In a recent study published in JAMA Network Open, researchers characterized alcohol consumption patterns among cancer survivors in the United States.
Study: Alcohol Consumption Among Adults With a Cancer Diagnosis in the All of Us Research Program. Image Credit: SkrypnykovDmytro/Shutterstock.com
Alcohol consumption has been causally linked to several cancers. It is also associated with adverse outcomes among cancer patients, such as the onset of new primary cancers, higher recurrence risks, and death.
Notwithstanding, specific surveillance and counseling are unavailable for cancer survivors, who are advised to follow nutrition and physical activity guidelines from the American Cancer Society. Nevertheless, less is known about alcohol intake patterns among US cancer survivors.
About the study
In the present study, researchers comprehensively characterized alcohol consumption patterns among US cancer survivors.
The study identified cancer survivors from “All of Us,” an extensive research program in the US that collects data from surveys (on personal medical history, lifestyle, and overall health), electronic health records, biospecimens, and physical measurements. Cancers were stratified as alcohol- and non-alcohol-related. Data on age at the time of cancer diagnosis were retrieved.
Alcohol consumption status was defined according to lifestyle survey responses and classified as current, former, or never drinker. Former drinkers had at least one drink in their life but not in the past year.
Current drinkers had at least one drink in the past year. Never drinkers reported not having any alcoholic beverages. Additionally, risky drinking behaviors were characterized among current drinkers based on quantity and frequency of consumption.
Smoking status was also evaluated, and participants were categorized as never, former, or current smokers. Current smokers smoked at least 100 cigarettes and continued to smoke daily or on some days. Former smokers smoked at least 100 cigarettes but have quit smoking. Never smokers reported not smoking at least 100 cigarettes throughout their life.
The team identified cancer survivors whose first medical encounter occurred at least a year before the baseline survey and those who underwent cancer treatment within the previous year of the baseline survey.
Treatment data were retrieved and classified as chemotherapy, surgery, radiotherapy, hormone therapy, and immunotherapy. The authors computed the crude prevalence of drinking and risky drinking behaviors.
Odds ratios and 95% confidence intervals of current drinking and risky behaviors were estimated using multivariable logistic regression, adjusted for sex, age at cancer diagnosis or survey, ethnicity, race, marital status, education, household income, smoking status, insurance status, cancer type, medication, and treatment.
Among those who underwent treatment, prevalence estimates were determined according to treatment type.
The study cohort comprised 15,199 cancer survivors, aged, on average, 63.1 at baseline. Most subjects were females (62.6%) and non-Hispanic White (76.5%).
Over 75% of cancers were diagnosed at 18-64; most survivors (61.1%) had a college degree and high household income. About 6.6% of survivors were current smokers, and 35.1% were former smokers. Most survivors (77.7%) were current drinkers.
Survivors with alcohol-related cancers who were non-Hispanic White, without current medication or treatment, were more likely to be current drinkers. Current and former smokers were more likely to be current drinkers.
Among current drinkers, 13% exceeded moderate drinking (more than two drinks in a typical sitting), and 23.8% reported binge drinking (more than six per occasion).

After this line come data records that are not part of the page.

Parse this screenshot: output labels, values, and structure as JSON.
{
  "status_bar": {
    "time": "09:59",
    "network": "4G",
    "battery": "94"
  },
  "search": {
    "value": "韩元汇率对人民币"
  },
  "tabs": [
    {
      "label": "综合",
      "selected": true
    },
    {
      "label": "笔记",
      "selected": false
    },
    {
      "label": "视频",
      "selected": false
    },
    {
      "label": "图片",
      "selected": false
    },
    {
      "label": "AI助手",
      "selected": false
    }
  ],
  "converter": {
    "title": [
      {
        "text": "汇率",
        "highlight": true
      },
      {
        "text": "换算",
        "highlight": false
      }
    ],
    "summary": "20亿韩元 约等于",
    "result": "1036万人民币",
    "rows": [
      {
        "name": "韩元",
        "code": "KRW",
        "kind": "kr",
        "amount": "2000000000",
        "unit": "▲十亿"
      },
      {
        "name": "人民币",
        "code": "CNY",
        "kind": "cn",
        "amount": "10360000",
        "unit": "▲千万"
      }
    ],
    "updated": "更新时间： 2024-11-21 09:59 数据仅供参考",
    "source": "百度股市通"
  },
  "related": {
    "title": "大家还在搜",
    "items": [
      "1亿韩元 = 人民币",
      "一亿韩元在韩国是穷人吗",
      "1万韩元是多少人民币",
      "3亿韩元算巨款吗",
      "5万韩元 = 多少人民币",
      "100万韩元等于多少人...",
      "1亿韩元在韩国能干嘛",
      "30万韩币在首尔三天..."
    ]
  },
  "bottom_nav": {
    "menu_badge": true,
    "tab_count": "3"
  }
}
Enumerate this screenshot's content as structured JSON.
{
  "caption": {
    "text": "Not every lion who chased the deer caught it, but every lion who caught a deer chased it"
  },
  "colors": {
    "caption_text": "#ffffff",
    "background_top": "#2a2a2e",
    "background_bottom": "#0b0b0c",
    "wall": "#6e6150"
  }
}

Survivors who were <65 years, males, Hispanic, and with cancer diagnosis before 18 were more likely to exceed moderate drinking and engage in binge drinking. About 38.3% of current drinkers engaged in hazardous drinking, based on alcohol use disorders identification test-consumption (AUDIT-C) score ≥ 4 for males and ≥ 3 for females.
Survivors diagnosed with cancer before 18, and former and current smokers, were more likely to engage in hazardous drinking. Around 1839 cancer survivors received treatment within the year before the baseline survey.
Of these, 76.4% were current drinkers, with similar prevalence estimates by cancer treatment type; 12.1% exceeded moderate drinking, 329 engaged in binge drinking, and 540 showed hazardous drinking.
Taken together, the study demonstrated that alcohol consumption is prevalent among cancer survivors; smokers, Hispanics, males, and those with cancer diagnosis before 18 were more likely to show risky drinking behaviors.
Moreover, alcohol consumption and risky behaviors were common even among those receiving treatment. Given the adverse outcomes associated with alcohol, further research is required to address this emergent concern among survivors.